My work has been described as a visualization of thought processes, as musical suites or operas, as a further evolved or mutated form of Cubism, or even as a visual parallel to the writings of James Joyce. Such comments may be correct in part, but more simply, I see myself assuming the role of a sensitive and discriminating prism constantly attempting to reveal multiple aspects of things I see and hear.

When

1984

About The Artist

Paul Glabicki's career and creative work have been characterized by highly interdisciplinary activity centered on painting, drawing, and filmmaking, and extending into photography, installation art, video art, sound, and electronic media. His educational background includes a BFA in Painting from Carnegie Mellon University and two MFA degrees (Painting, Filmmaking) at Ohio University. His exhibition career has included major film festivals, numerous individual and group screenings, and both national and international museum and gallery exhibitions. He has also taught and lectured as a visiting artist at institutions throughout the United States, Europe, and Japan. He has taught at Ohio University (1975-76) and is now Professor Emeritus, University of Pittsburgh.
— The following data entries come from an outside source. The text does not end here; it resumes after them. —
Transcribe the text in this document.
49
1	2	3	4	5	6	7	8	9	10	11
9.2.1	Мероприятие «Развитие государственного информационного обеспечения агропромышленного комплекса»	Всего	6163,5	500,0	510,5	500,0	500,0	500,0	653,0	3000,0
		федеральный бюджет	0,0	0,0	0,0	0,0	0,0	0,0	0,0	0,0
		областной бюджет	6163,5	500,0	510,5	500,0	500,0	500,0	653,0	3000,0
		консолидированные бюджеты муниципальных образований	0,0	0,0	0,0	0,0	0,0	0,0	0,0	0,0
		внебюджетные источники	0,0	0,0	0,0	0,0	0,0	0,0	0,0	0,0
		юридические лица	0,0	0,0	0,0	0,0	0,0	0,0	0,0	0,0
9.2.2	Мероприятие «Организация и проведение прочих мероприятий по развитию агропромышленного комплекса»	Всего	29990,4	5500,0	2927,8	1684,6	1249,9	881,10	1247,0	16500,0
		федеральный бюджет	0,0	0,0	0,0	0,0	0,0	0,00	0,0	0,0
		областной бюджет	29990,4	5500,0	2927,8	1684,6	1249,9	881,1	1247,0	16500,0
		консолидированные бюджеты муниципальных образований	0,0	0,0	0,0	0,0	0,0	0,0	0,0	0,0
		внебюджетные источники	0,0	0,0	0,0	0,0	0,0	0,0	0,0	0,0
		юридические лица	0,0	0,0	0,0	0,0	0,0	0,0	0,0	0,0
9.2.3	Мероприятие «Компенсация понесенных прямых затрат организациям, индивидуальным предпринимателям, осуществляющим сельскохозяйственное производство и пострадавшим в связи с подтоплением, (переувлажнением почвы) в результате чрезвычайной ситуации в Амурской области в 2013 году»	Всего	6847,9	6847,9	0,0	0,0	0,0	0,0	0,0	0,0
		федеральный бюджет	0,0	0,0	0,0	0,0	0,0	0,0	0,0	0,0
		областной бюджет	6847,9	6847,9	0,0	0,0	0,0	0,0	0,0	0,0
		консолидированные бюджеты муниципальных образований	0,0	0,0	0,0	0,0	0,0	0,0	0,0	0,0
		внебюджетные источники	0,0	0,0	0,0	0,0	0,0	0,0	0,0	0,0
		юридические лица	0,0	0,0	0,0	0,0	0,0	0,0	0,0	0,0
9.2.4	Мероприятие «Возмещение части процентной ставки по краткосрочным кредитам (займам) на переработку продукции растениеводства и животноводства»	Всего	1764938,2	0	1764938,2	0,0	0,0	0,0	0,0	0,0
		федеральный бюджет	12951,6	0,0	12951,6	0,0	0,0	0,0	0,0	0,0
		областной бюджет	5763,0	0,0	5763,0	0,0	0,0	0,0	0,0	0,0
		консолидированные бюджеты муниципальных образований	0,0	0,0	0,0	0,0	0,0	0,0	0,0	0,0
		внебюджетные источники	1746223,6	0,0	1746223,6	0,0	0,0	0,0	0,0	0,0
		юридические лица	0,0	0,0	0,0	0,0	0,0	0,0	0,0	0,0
Much of his work has been involved with issues of time, motion (actual or implied), temporal experience, perception, analytical observation, thresholds of figurative and abstract representation, language systems and semiotics, methods of analysis and interpretation, and transformation of found images, thematic material or actual sites. His work has been exhibited internationally. A selection of exhibitions includes: the New York Film Festival at Lincoln Center; the Cannes Film Festival; the Museum of Modern Art, New York; the Whitney Biennial; the Venice Biennale; the Image Forum, Tokyo; Hirshhorn Museum, Washington, DC; and The National Gallery of Art, Washington DC; the Academy of Fine Arts, Vienna; The Canadian Center for Art & Architecture, Montreal; The Art Institute of Chicago; Los Angeles Film Forum; California Institute of the Arts; The Center for Contemporary Arts, Cincinnati; The Museum of Art Oviedo; Spain; American Museum of the Moving Image; Itoki Gallery, Japan; the Hiroshima International Animation Festival, Japan; Carnegie Museum of Art, Pittsburgh; ZKM Museum of Contemporary Art, Germany; Foundation for Art and Creative Technology, Liverpool; Art Miami; National Gallery of Art, Vilnius, Lithuania; and the National Taiwan Museum of Fine Arts. His work is included in the archives and collections of the IotaCenter and the Motion Picture Academy Archives in Los Angeles; the Motion Picture Academy’s Margaret Herrick Library in Beverly Hills; the International Animation Library of Japan; the ASIFA Animation Archive in Berlin; the Anthology Film Archives, New York, and in numerous museum and private collections. He is represented by Kim Foster Gallery, in New York.

Throughout his career, Glabicki has received numerous awards, prizes, and honors for his work, including a Guggenheim Fellowship, and grants from the National Endowment for the Arts, American Film Institute, and Pennsylvania Council for the Arts. He received the Ohio University Alumni Medal of Merit for Achievement in Film, Art, and Education. In 2001, he was honored as “Artist of the Year” by the Pittsburgh Center for the Arts. His work is also cited in numerous books and publications on film, film history, art, and solo/group exhibitions.

In The Diagram Film Trilogy (1978-83), images exploded into fragments, were reconstructed, and exploded again, against a soundtrack of music, voices intoning lists of words, the sound of running water, and conversation. Photographic images fell apart, turned into a geometry in black and white, and came together again. The fractured shapes danced as objects on their own, and eventually no longer reverted to their original forms.